Lesser-known facts emerge, such as the genesis and role of the Meghdoot Force of commandos handpicked by Major Megh Singh. The officer had been under a cloud and passed over for promotion, so he had put in his papers. On his request, he was given a chance to raise a special force, with which he executed a daring mission for which he was promoted to lieutenant colonel and awarded the Vir Chakra.
Names of other decorated soldiers appear in the book, and it is here that an error has crept in: In the chapter on the Gitian feature attack, the author writes about 6 Dogra’s Lance Havildar Naubat Ram, who charged on despite being wounded thrice and was awarded the Maha Vir Chakra for his bravery.
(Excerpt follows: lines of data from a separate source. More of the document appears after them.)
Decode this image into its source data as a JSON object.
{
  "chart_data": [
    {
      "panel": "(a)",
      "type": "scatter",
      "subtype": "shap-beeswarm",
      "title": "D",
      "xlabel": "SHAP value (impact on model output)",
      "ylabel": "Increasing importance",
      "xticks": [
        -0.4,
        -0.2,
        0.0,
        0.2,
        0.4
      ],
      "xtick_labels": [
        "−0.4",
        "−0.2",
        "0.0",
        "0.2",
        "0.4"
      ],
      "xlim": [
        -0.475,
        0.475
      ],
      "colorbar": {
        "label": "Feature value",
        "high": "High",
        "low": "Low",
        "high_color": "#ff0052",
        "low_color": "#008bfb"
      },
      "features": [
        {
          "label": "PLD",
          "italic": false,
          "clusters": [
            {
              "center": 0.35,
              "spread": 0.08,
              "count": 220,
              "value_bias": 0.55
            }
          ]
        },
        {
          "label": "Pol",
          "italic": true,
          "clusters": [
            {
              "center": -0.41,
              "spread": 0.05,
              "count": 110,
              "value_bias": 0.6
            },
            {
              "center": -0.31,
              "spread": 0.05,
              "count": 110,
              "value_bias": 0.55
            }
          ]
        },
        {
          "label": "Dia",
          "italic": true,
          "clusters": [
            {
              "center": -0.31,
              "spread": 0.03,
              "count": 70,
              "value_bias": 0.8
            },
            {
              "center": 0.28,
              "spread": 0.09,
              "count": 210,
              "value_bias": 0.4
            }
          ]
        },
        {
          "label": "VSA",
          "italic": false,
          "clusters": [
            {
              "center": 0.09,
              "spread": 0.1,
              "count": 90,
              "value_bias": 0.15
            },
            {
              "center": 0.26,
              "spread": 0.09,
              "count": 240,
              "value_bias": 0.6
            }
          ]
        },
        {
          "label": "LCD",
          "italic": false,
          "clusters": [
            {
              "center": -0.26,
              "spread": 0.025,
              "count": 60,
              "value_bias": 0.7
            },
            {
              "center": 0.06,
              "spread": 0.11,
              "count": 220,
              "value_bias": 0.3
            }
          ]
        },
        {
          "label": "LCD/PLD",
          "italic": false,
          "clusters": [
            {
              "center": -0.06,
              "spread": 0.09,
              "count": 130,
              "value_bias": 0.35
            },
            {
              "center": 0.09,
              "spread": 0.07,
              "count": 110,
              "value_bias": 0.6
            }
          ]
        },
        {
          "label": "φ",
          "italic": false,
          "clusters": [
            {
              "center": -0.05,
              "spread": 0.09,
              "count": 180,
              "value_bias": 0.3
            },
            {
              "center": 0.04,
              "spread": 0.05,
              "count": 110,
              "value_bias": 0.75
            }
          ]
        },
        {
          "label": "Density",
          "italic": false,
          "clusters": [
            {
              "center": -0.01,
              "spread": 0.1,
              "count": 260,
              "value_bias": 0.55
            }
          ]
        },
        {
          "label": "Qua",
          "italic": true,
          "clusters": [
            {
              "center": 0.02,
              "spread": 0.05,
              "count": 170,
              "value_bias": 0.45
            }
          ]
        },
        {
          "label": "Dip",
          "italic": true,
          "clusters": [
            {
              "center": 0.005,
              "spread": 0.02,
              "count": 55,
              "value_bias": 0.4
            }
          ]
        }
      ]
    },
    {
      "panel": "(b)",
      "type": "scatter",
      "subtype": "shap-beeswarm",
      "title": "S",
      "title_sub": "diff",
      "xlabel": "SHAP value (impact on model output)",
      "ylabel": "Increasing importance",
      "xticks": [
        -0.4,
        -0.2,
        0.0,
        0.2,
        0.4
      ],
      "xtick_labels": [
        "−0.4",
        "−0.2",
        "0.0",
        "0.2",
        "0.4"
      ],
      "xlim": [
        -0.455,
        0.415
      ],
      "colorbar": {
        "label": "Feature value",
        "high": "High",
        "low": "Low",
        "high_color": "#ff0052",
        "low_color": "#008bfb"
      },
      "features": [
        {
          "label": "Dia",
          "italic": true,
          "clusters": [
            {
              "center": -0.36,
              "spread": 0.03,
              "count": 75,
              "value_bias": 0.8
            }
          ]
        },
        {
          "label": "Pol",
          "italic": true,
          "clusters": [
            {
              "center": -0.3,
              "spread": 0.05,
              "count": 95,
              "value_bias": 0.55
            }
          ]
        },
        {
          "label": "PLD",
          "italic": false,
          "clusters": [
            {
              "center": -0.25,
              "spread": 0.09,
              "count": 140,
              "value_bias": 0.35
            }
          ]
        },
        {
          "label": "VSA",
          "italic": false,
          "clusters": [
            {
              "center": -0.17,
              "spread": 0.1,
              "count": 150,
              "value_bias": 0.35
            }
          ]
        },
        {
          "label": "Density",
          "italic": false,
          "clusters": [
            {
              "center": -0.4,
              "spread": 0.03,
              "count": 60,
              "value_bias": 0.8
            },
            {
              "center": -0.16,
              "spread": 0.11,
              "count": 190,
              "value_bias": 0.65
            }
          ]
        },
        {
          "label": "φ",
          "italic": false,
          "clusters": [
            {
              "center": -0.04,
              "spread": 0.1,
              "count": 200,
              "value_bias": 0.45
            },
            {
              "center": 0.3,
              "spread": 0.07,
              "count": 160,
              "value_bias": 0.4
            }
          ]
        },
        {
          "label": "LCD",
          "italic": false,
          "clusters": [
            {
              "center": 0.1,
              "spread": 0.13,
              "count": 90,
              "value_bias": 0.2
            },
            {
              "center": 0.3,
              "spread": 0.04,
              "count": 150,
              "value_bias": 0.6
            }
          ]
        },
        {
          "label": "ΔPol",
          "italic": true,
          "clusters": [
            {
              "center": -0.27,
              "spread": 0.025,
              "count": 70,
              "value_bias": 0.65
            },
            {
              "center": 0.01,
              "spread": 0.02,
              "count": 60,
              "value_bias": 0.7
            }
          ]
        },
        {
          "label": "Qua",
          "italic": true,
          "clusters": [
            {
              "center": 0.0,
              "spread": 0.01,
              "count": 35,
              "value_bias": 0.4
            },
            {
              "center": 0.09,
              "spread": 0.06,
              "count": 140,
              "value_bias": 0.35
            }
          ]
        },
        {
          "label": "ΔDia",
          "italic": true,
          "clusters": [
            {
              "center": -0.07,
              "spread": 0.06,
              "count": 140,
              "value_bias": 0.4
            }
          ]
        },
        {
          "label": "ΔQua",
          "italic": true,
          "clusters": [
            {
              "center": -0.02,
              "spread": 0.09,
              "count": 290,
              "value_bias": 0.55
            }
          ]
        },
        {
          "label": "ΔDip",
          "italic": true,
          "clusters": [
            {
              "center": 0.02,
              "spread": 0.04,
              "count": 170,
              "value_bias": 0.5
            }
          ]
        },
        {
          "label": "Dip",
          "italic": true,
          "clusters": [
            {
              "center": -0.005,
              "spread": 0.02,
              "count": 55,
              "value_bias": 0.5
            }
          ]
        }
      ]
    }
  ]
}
The author writes that Naubat Ram was “tragically killed”. He wasn’t. Naubat Ram survived the battle and eventually retired as a subedar. His citation on the defence ministry’s gallantry awards portal has details of his act of valour.
A book on the Haji Pir battle would be incomplete without mentioning the Tashkent agreement. The author refers to it upfront. After the UN-brokered agreement, India handed back control of the Haji Pir bulge to Pakistan on the assurance that it would not be used for infiltration. “Ironically,” he writes, “... it remains a preferred route for terrorists and troublemakers”.